Recent discussions of President George W. Bush's legacy have mostly glossed over his 2005 push to privatize Social Security.
And it's no wonder. On first glance, Bush's 2005 push to privatize Social Security seems like it was not one of his lasting legacies. Not only did it fail -- it failed in spectacular fashion, taking the idea of privatization and the Bush presidency down with it. Bush's attempt at privatization was as responsible for the Democrats' 2006 sweep of Congress as Hurricane Katrina and the deterioration of the Iraq War.
Nonetheless, nearly a decade after the defeat of privatization per se, Bush's plan has succeeded in shaping the Social Security debate. President Bush's attempt to privatize Social Security paved the way for President Obama to embrace cuts that, in effect, partially privatize the program.

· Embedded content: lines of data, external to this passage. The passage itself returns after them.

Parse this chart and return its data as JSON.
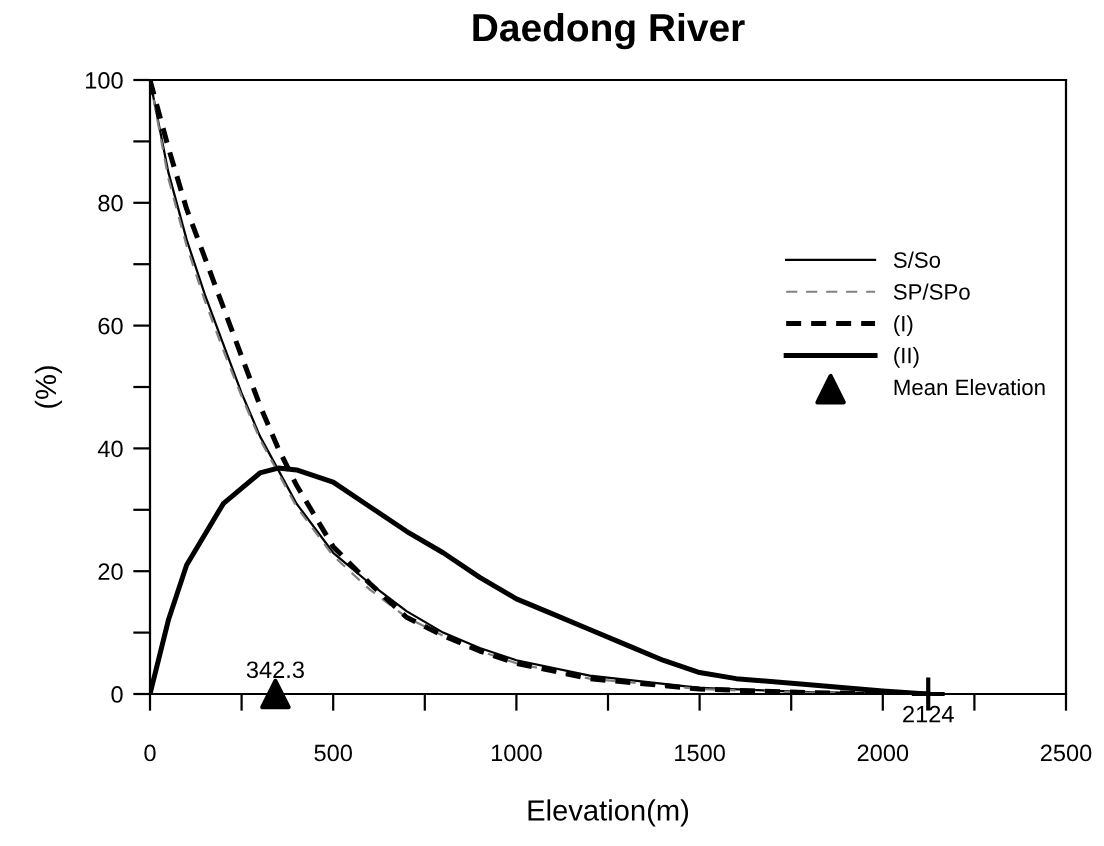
{
  "chart_data": {
    "type": "line",
    "title": "Daedong River",
    "xlabel": "Elevation(m)",
    "ylabel": "(%)",
    "xlim": [
      0,
      2500
    ],
    "ylim": [
      0,
      100
    ],
    "xticks": [
      0,
      {
        "value": 250,
        "label": null
      },
      500,
      {
        "value": 750,
        "label": null
      },
      1000,
      {
        "value": 1250,
        "label": null
      },
      1500,
      {
        "value": 1750,
        "label": null
      },
      2000,
      {
        "value": 2250,
        "label": null
      },
      2500
    ],
    "yticks": [
      0,
      {
        "value": 10,
        "label": null
      },
      20,
      {
        "value": 30,
        "label": null
      },
      40,
      {
        "value": 50,
        "label": null
      },
      60,
      {
        "value": 70,
        "label": null
      },
      80,
      {
        "value": 90,
        "label": null
      },
      100
    ],
    "grid": false,
    "legend": "right",
    "marker": "none",
    "series": [
      {
        "name": "S/So",
        "color": "#000000",
        "line_style": "solid",
        "x": [
          0,
          50,
          100,
          150,
          200,
          250,
          300,
          350,
          400,
          500,
          600,
          700,
          800,
          900,
          1000,
          1200,
          1500,
          1800,
          2124
        ],
        "values": [
          100,
          85,
          74,
          65,
          57,
          49,
          42,
          36.5,
          31,
          23,
          18,
          13.5,
          10,
          7.5,
          5.5,
          3,
          1,
          0.3,
          0
        ]
      },
      {
        "name": "SP/SPo",
        "color": "#808080",
        "line_style": "dashed",
        "x": [
          0,
          50,
          100,
          150,
          200,
          250,
          300,
          350,
          400,
          500,
          600,
          700,
          800,
          900,
          1000,
          1200,
          1500,
          1800,
          2124
        ],
        "values": [
          100,
          84,
          73,
          64,
          56,
          48.5,
          41.5,
          36,
          30.5,
          22.5,
          17,
          12.5,
          9.5,
          7,
          5,
          2.5,
          0.8,
          0.2,
          0
        ]
      },
      {
        "name": "(I)",
        "color": "#000000",
        "line_style": "dashed",
        "x": [
          0,
          50,
          100,
          150,
          200,
          250,
          300,
          350,
          400,
          500,
          600,
          700,
          800,
          900,
          1000,
          1200,
          1500,
          1800,
          2124
        ],
        "values": [
          100,
          89,
          79,
          71,
          63,
          55,
          47,
          40,
          34,
          24,
          18,
          12.5,
          9.5,
          7,
          5,
          2.5,
          0.8,
          0.2,
          0
        ]
      },
      {
        "name": "(II)",
        "color": "#000000",
        "line_style": "solid",
        "x": [
          0,
          50,
          100,
          200,
          300,
          350,
          400,
          500,
          600,
          700,
          800,
          900,
          1000,
          1100,
          1200,
          1300,
          1400,
          1500,
          1600,
          1800,
          2000,
          2124
        ],
        "values": [
          0,
          12,
          21,
          31,
          36,
          36.8,
          36.5,
          34.5,
          30.5,
          26.5,
          23,
          19,
          15.5,
          13,
          10.5,
          8,
          5.5,
          3.5,
          2.5,
          1.5,
          0.5,
          0
        ]
      },
      {
        "name": "Mean Elevation",
        "type": "scatter",
        "marker": "triangle",
        "color": "#000000",
        "x": [
          342.3
        ],
        "values": [
          0
        ]
      },
      {
        "type": "scatter",
        "marker": "cross",
        "color": "#000000",
        "x": [
          2124
        ],
        "values": [
          0
        ]
      }
    ],
    "annotations": [
      {
        "text": "342.3",
        "x": 342.3,
        "y": 0
      },
      {
        "text": "2124",
        "x": 2124,
        "y": 0
      }
    ]
  }
}
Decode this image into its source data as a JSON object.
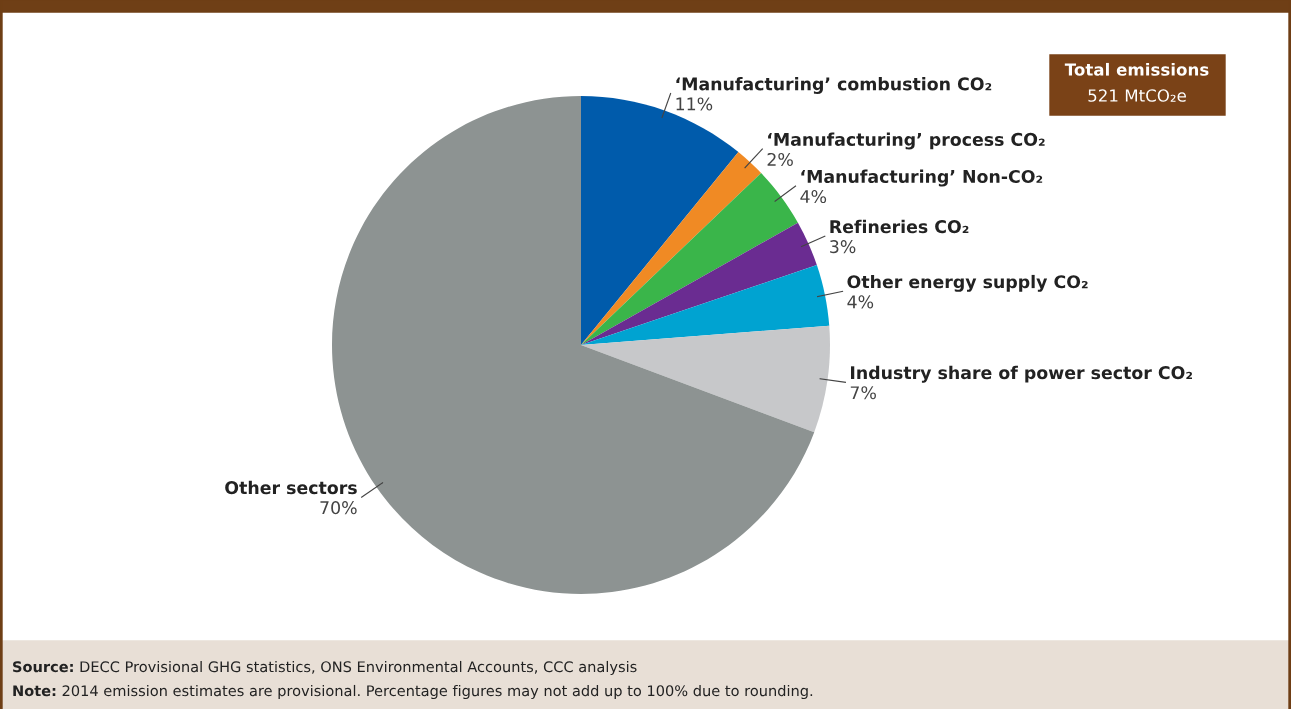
{
  "chart_data": {
    "type": "pie",
    "categories": [
      "‘Manufacturing’ combustion CO₂",
      "‘Manufacturing’ process CO₂",
      "‘Manufacturing’ Non-CO₂",
      "Refineries CO₂",
      "Other energy supply CO₂",
      "Industry share of power sector CO₂",
      "Other sectors"
    ],
    "values": [
      11,
      2,
      4,
      3,
      4,
      7,
      70
    ],
    "value_labels": [
      "11%",
      "2%",
      "4%",
      "3%",
      "4%",
      "7%",
      "70%"
    ],
    "colors": [
      "#005bab",
      "#f08a24",
      "#3ab54a",
      "#6a2c91",
      "#00a3d1",
      "#c7c8ca",
      "#8d9392"
    ],
    "annotations": [
      "Total emissions",
      "521 MtCO₂e",
      "Source: DECC Provisional GHG statistics, ONS Environmental Accounts, CCC analysis",
      "Note: 2014 emission estimates are provisional. Percentage figures may not add up to 100% due to rounding."
    ]
  }
}
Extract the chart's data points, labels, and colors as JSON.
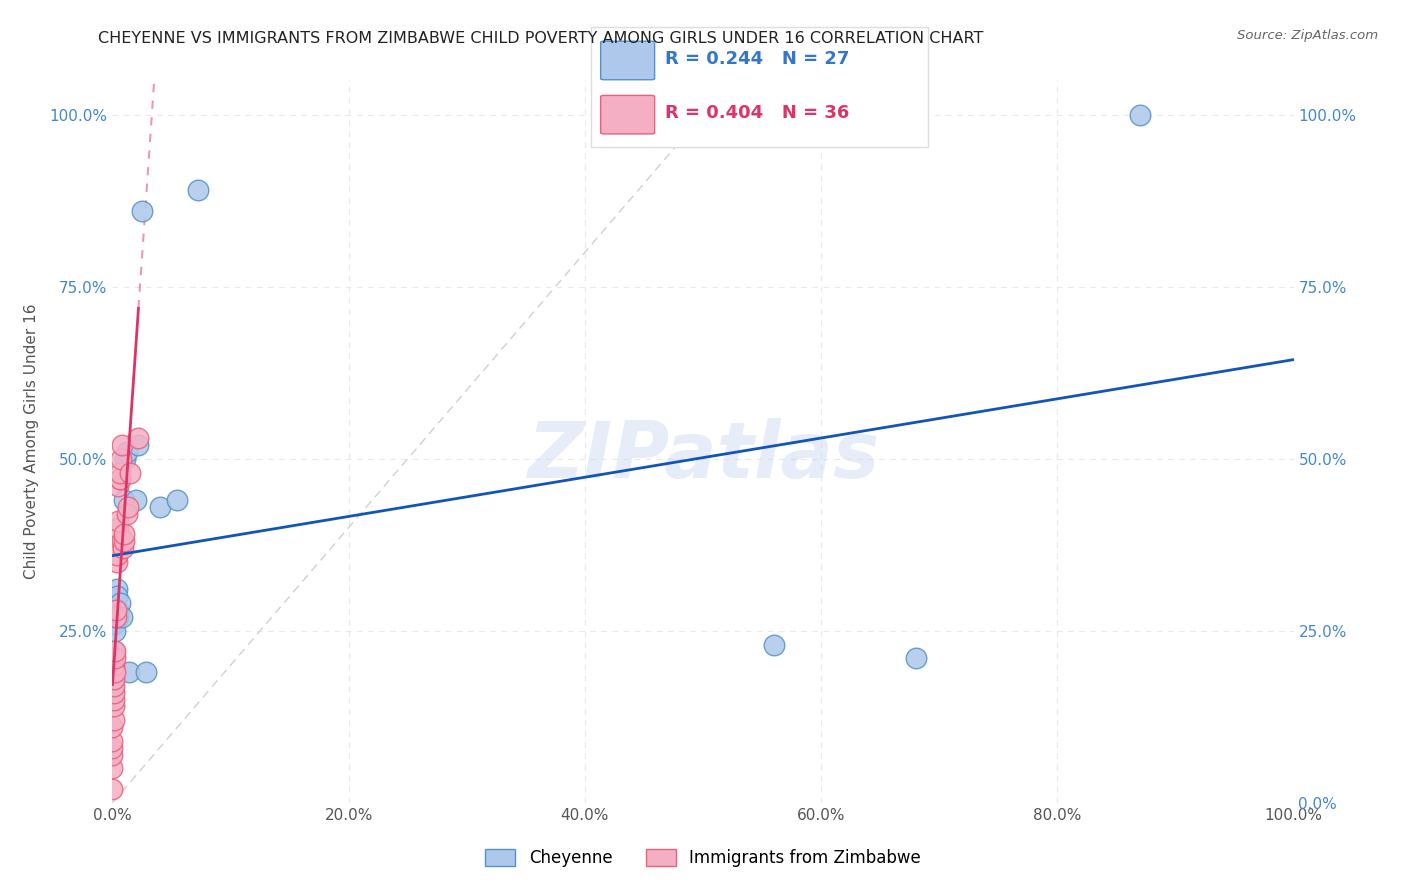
{
  "title": "CHEYENNE VS IMMIGRANTS FROM ZIMBABWE CHILD POVERTY AMONG GIRLS UNDER 16 CORRELATION CHART",
  "source": "Source: ZipAtlas.com",
  "ylabel": "Child Poverty Among Girls Under 16",
  "watermark": "ZIPatlas",
  "blue_label": "Cheyenne",
  "pink_label": "Immigrants from Zimbabwe",
  "blue_color": "#adc8ea",
  "pink_color": "#f5afc5",
  "blue_edge": "#5590cc",
  "pink_edge": "#e8607a",
  "trendline_blue": "#1155bb",
  "trendline_pink": "#dd3366",
  "trendline_gray": "#d0d0d0",
  "cheyenne_x": [
    0.001,
    0.001,
    0.001,
    0.002,
    0.002,
    0.003,
    0.003,
    0.004,
    0.004,
    0.005,
    0.005,
    0.006,
    0.008,
    0.01,
    0.011,
    0.012,
    0.014,
    0.02,
    0.022,
    0.025,
    0.028,
    0.04,
    0.055,
    0.072,
    0.56,
    0.68,
    0.87
  ],
  "cheyenne_y": [
    0.27,
    0.26,
    0.22,
    0.28,
    0.25,
    0.27,
    0.28,
    0.31,
    0.3,
    0.28,
    0.27,
    0.29,
    0.27,
    0.44,
    0.5,
    0.51,
    0.19,
    0.44,
    0.52,
    0.86,
    0.19,
    0.43,
    0.44,
    0.89,
    0.23,
    0.21,
    1.0
  ],
  "zimbabwe_x": [
    0.0,
    0.0,
    0.0,
    0.0,
    0.0,
    0.0,
    0.001,
    0.001,
    0.001,
    0.001,
    0.001,
    0.001,
    0.001,
    0.002,
    0.002,
    0.002,
    0.003,
    0.003,
    0.004,
    0.004,
    0.005,
    0.005,
    0.005,
    0.006,
    0.006,
    0.006,
    0.007,
    0.008,
    0.008,
    0.009,
    0.01,
    0.01,
    0.012,
    0.013,
    0.015,
    0.022
  ],
  "zimbabwe_y": [
    0.02,
    0.05,
    0.07,
    0.08,
    0.09,
    0.11,
    0.12,
    0.14,
    0.15,
    0.16,
    0.17,
    0.18,
    0.2,
    0.19,
    0.21,
    0.22,
    0.27,
    0.28,
    0.35,
    0.36,
    0.4,
    0.41,
    0.46,
    0.47,
    0.47,
    0.48,
    0.5,
    0.52,
    0.38,
    0.37,
    0.38,
    0.39,
    0.42,
    0.43,
    0.48,
    0.53
  ],
  "xlim": [
    0.0,
    1.0
  ],
  "ylim": [
    0.0,
    1.05
  ],
  "xticks": [
    0.0,
    0.2,
    0.4,
    0.6,
    0.8,
    1.0
  ],
  "yticks": [
    0.0,
    0.25,
    0.5,
    0.75,
    1.0
  ],
  "xticklabels": [
    "0.0%",
    "20.0%",
    "40.0%",
    "60.0%",
    "80.0%",
    "100.0%"
  ],
  "left_yticklabels": [
    "",
    "25.0%",
    "50.0%",
    "75.0%",
    "100.0%"
  ],
  "right_yticklabels": [
    "0.0%",
    "25.0%",
    "50.0%",
    "75.0%",
    "100.0%"
  ]
}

Here's how: By pursuing privatization as a Republican president, Bush moved the entire Social Security policy spectrum to the right. It represented a dramatic shift to the right for the Republican Party. Bush turned explicit privatization into a mainstream Republican position where it had not been before.
As a result, Democrats also moved further to the right on Social Security. They no longer needed to distinguish themselves as defenders of Social Security by opposing all cuts or favoring expanding benefits. Many Democrats began to feel that they could reap the political benefits of championing Social Security merely by declaring their opposition to explicit privatization.
Consider President Obama. In his speech accepting the Democratic nomination for president this past August, the President stated only this about Social Security: "And we will keep the promise of Social Security by taking the responsible steps to strengthen it, not by turning it over to Wall Street." Defending Social Security has been redefined to encompass any position shy of advocating the program's outright elimination.
President Obama's stated openness to Social-Security-cuts-that-are-not-explicit-privatization has been borne out in his aggressive pursuit of benefit cuts. We should not delude ourselves into thinking that the president has embraced cuts with his back to the wall (can that be said of any incumbent president who is reelected by a margin of 126 electoral votes?). He has repeatedly offered to cut Social Security benefits through the chained Consumer Price Index (CPI), a stingier formula for the cost-of-living adjustment that would allow inflation to erode benefits more and more over time. Most recently, the president included the chained CPI in his FY2014 budget.
And there is no denying that Chained CPI is a significant cut in benefits. Even with President Obama's proposed benefit enhancement, which is not likely to pass, chained CPI cuts cumulative Social Security benefits for an average earner by $15,615 at age 95.
Liberal defenders of the President argue that the chained CPI, regardless of what one thinks of it, is fundamentally less harmful than privatizing the program.
In fact, chained CPI amounts to de facto partial privatization, because it forces people to substitute the income they would get from Social Security with private savings. The chained CPI will make middle-class workers choose between living with less income in retirement and putting more money in a risky 401k-type plan with gratuitous fees. The economist Dean Baker estimates that workers already lose $900 billion of private savings to fees over a 10-year period relative to what they would receive under an efficient plan. Chained CPI just puts them in a position where they have to fork over more money.
Meanwhile, lower-income workers, who cannot afford to save more money for retirement, won't even have the option of that bad deal. Chained CPI is guaranteed to reduce their income in old age.
None of this is to say that President Bush is directly responsible for the chained CPI. There are many factors at play. Still, if President Obama signs the chained CPI into law, Bush's attempt to privatize the program will be remembered as a "failure" that influenced policy years after it occurred.
Views expressed are the author's own.